Of course, McGriff was probably in the midst of his signature season when the 1994 strike happened. He was hitting .318/.389/.623 with 34 homers and 94 RBI at the time, though 114 games for the Braves. Those are 162-game paces of 48 homers and 134 RBI. Even if he leveled off some in the latter part of August and then September, he was surely going to end up with at least 40 homers and more than 115 RBI. It's possible those numbers would have popped more for Hall of Fame voters. 

Not just those numbers, of course. Keep in mind, the strike bled into 1995 and they only played 144 games that year. McGriff played in every single one of them, hitting 27 homers and driving home 93 runs. I think we can safely assume he was gonna add another 30-homer, 100-RBI season if that was a full year. 

Also, the career numbers and one in particular really stand out here. McGriff finished with 493 career home runs. You can't possibly tell me the 66 games lost to the strike cost McGriff fewer than seven home runs. 

Let's say the strike never happened and McGriff posted something like 45 homers and 125 RBI in 1994 while he topped 30 and 100 in 1995, giving him more than 500 home runs in his career, one everyone presumes was clean of PEDs. 

I just can't see how McGriff wouldn't have been already enshrined. 


Instead, here is McGriff's final Hall of Fame resume: 

A slash line of .284/.377/.509 with a 134 OPS+, 2,490 hits (again, the strike cost him from getting to the 2,500 milestone), 441 doubles, 493 home runs, 1,550 RBI, 1,349 runs, a .303/.385/.532 postseason line with 10 homers and 37 RBI in 50 games, a World Series ring, two pennants, five All-Star games, three Silver Sluggers, seven top-10 finishes in MVP voting and, as noted above, being the most feared power hitter in baseball for seven years. He had 10 30-homer seasons (only 14 players have more) and eight 100-RBI seasons. 

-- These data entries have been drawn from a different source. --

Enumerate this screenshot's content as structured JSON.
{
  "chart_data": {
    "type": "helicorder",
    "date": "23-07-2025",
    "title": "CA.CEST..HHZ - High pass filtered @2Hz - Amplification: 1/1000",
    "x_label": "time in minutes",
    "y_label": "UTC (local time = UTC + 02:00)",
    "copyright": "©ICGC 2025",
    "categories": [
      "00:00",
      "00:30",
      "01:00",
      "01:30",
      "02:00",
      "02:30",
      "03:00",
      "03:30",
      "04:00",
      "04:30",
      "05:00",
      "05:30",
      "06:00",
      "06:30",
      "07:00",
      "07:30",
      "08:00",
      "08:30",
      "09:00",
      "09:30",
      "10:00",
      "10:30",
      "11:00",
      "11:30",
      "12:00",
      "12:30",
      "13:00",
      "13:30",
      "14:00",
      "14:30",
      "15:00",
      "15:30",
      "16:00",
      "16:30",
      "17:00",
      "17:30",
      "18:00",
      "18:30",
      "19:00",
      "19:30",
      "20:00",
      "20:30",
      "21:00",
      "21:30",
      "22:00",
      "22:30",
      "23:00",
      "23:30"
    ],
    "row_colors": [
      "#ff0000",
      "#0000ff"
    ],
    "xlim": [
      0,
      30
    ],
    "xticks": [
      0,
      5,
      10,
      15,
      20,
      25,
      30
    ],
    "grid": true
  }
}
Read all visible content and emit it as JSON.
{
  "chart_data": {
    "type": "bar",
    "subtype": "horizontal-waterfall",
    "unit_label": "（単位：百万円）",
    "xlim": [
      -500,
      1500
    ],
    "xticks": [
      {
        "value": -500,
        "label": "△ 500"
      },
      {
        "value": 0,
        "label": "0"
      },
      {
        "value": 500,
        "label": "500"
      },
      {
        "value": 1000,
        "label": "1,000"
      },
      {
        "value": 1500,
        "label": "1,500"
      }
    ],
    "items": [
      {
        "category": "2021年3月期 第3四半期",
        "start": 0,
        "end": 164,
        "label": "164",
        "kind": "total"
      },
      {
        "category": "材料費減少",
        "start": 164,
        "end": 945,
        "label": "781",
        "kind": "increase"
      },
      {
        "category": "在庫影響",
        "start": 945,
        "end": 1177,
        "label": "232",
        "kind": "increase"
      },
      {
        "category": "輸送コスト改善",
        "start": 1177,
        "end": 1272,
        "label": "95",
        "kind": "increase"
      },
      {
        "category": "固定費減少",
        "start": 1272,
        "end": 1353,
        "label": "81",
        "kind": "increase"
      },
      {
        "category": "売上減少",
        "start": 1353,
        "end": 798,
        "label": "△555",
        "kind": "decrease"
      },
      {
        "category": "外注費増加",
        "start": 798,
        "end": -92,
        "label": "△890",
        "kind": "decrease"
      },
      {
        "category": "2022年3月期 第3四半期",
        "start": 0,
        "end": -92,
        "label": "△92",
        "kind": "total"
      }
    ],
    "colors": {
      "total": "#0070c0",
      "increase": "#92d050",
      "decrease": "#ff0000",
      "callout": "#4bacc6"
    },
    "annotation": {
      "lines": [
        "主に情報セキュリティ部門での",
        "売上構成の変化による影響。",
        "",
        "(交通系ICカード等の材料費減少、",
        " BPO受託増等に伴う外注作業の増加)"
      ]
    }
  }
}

JAWS isn't on his side -- he's 31st among first baseman and well below the average threshold -- but I just can't shake that McGriff has been fighting an unfair battle here after the strike, the PED era and revisionist history have conspired against him. I don't yet have a vote -- seven more years! -- and my "this would be my ballot" article is forthcoming, but I'll give a spoiler: He was my 10th and final pick. He deserved better in his process.